Tuttavia Cuba ha una lunga esperienza nell’essere bersaglio di accuse artificiose, per cui non sorprende che, nel contesto truccato di sanzioni che oggi si vive in tale Consiglio, i suoi tradizionali nemici si animino a tornare ad accanirsi contro di lei, e abbiano già annunciato l’intenzione di proporre che, così come si è fatto con la Russia, anche l’isola sia espulsa dall’organo

I loro argomenti? Gli stessi che hanno riciclato riguardo ai processi per i disordini dell’anno scorso, questa volta con l’assurda aggiunta dell’”uso della tortura”.

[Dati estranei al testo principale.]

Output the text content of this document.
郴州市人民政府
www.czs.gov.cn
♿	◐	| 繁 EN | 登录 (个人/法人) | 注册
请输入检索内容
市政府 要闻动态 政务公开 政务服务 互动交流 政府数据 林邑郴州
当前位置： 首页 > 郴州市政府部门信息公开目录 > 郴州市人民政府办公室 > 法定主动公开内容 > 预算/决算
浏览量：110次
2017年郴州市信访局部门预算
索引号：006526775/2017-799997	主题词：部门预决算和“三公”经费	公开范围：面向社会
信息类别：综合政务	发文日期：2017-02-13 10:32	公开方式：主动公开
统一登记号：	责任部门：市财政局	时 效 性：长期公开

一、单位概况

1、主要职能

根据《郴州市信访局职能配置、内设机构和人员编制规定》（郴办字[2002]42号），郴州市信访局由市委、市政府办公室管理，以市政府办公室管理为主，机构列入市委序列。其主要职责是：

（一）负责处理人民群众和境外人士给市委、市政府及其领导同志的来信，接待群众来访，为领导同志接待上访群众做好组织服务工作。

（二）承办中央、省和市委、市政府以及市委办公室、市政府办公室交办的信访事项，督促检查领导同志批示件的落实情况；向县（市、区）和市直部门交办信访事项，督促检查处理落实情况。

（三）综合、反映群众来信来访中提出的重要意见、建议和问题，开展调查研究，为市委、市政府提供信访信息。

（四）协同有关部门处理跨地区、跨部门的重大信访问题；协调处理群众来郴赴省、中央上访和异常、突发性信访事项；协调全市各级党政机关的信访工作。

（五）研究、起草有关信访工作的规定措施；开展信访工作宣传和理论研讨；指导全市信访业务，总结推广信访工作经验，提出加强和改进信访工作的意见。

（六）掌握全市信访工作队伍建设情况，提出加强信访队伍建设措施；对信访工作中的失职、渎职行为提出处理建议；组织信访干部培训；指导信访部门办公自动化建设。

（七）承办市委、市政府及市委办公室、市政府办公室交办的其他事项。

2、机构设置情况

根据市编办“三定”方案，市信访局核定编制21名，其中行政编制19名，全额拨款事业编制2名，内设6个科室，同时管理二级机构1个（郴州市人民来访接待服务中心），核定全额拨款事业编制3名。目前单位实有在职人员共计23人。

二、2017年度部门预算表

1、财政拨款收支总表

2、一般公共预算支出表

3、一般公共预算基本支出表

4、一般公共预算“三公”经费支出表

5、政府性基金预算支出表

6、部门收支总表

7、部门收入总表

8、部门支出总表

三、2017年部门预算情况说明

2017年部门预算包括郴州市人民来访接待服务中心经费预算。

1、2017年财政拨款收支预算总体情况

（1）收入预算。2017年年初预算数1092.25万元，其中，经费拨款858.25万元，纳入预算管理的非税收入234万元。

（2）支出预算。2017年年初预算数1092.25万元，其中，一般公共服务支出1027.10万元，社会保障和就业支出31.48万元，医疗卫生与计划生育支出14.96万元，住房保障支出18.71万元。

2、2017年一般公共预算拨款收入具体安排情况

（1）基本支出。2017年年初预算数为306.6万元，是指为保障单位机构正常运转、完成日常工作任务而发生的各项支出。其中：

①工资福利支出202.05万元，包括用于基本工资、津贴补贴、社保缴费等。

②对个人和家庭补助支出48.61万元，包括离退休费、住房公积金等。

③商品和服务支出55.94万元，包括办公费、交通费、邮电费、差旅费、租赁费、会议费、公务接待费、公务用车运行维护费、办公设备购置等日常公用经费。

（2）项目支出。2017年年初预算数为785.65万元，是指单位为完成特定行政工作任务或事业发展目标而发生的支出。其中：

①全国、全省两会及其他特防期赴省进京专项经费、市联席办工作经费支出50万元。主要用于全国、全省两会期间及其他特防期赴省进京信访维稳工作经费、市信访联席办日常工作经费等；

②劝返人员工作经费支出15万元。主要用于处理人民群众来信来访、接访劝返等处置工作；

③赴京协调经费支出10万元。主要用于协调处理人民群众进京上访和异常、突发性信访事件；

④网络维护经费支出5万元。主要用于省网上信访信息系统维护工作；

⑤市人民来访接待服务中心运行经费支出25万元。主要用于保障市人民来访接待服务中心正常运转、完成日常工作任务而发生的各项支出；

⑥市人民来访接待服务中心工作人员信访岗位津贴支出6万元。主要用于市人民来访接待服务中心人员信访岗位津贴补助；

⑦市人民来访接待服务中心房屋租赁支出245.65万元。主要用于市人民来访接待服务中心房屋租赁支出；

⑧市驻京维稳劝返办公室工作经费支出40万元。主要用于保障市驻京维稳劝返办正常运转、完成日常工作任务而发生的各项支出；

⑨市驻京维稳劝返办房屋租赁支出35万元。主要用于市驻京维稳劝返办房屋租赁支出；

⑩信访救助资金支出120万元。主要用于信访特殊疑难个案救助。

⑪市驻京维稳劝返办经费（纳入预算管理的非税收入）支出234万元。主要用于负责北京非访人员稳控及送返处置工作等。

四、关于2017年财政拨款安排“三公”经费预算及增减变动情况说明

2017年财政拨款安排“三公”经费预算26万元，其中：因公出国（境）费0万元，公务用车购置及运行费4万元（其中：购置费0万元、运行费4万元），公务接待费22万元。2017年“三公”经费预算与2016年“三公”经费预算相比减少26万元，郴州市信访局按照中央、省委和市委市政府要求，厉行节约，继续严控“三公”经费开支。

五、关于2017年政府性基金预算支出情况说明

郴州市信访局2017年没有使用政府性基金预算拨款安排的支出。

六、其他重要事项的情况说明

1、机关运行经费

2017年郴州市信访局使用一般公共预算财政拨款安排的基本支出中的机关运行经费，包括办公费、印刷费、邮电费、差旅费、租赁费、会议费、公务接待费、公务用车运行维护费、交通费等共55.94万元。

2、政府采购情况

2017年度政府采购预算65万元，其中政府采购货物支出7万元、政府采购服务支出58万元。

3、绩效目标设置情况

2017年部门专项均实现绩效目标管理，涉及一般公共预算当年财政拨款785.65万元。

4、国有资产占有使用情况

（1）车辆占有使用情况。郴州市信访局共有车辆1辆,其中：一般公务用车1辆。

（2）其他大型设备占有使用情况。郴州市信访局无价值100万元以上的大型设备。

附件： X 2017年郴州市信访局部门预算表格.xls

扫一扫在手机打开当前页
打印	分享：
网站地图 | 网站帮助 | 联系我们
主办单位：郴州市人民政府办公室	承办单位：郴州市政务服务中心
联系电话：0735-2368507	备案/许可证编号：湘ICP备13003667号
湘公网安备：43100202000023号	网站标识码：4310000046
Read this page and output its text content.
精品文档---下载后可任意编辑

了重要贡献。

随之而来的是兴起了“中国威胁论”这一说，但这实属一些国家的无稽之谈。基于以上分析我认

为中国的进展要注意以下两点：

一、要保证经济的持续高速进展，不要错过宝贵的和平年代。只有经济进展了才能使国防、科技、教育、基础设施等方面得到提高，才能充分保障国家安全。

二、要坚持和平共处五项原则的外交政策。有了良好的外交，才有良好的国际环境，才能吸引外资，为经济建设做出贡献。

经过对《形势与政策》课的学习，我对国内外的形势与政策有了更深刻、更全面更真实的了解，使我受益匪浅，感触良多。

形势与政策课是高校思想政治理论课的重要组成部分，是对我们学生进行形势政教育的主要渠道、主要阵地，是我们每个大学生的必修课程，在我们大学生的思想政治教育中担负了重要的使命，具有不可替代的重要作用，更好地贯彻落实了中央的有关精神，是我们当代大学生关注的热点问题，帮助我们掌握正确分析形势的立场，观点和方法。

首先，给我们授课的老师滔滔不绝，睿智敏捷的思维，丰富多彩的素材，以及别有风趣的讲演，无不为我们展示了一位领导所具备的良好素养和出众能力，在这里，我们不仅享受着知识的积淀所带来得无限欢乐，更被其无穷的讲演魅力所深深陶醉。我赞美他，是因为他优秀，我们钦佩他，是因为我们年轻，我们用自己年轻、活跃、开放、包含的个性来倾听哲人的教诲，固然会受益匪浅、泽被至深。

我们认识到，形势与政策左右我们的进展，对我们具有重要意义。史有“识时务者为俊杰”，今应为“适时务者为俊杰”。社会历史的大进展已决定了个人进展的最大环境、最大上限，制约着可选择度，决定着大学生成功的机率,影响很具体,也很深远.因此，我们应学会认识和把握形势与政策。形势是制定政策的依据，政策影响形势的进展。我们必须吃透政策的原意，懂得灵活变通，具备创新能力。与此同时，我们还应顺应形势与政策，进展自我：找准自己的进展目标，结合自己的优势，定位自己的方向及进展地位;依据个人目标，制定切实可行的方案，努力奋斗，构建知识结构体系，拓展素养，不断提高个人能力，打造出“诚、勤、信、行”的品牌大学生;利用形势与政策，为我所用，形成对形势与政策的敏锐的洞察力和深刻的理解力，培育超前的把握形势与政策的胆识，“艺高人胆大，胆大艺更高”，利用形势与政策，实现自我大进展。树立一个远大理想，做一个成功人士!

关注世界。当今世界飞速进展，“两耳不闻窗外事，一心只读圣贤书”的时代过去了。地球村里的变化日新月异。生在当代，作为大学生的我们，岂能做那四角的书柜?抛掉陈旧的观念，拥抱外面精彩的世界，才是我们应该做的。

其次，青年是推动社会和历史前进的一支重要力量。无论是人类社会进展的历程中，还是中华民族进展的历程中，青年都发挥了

Ma all’ONU, la dignità occupa ancora dei posti e il prestigio di Cuba ha lì   una voce molto forte. Di recente Cuba è stata eletta per integrare quattro organi del Consiglio Economico e Sociale dell’ente.

D’ora in poi sarà membro della Giunta Esecutiva del Fondo ONU per l’Infanzia, delle commissioni sullo status giuridico e sociale delle donne, della scienza e della tecnologia per lo sviluppo e delle organizzazioni non governative.

Affermano che l’elezione è avvenuta per acclamazione, espressione degli avalli che Cuba conta di fronte al concerto mondiale e, in particolare, all’interno dell’ONU, nei cui corridoi i cospiratori si saranno imbestialiti alla notizia.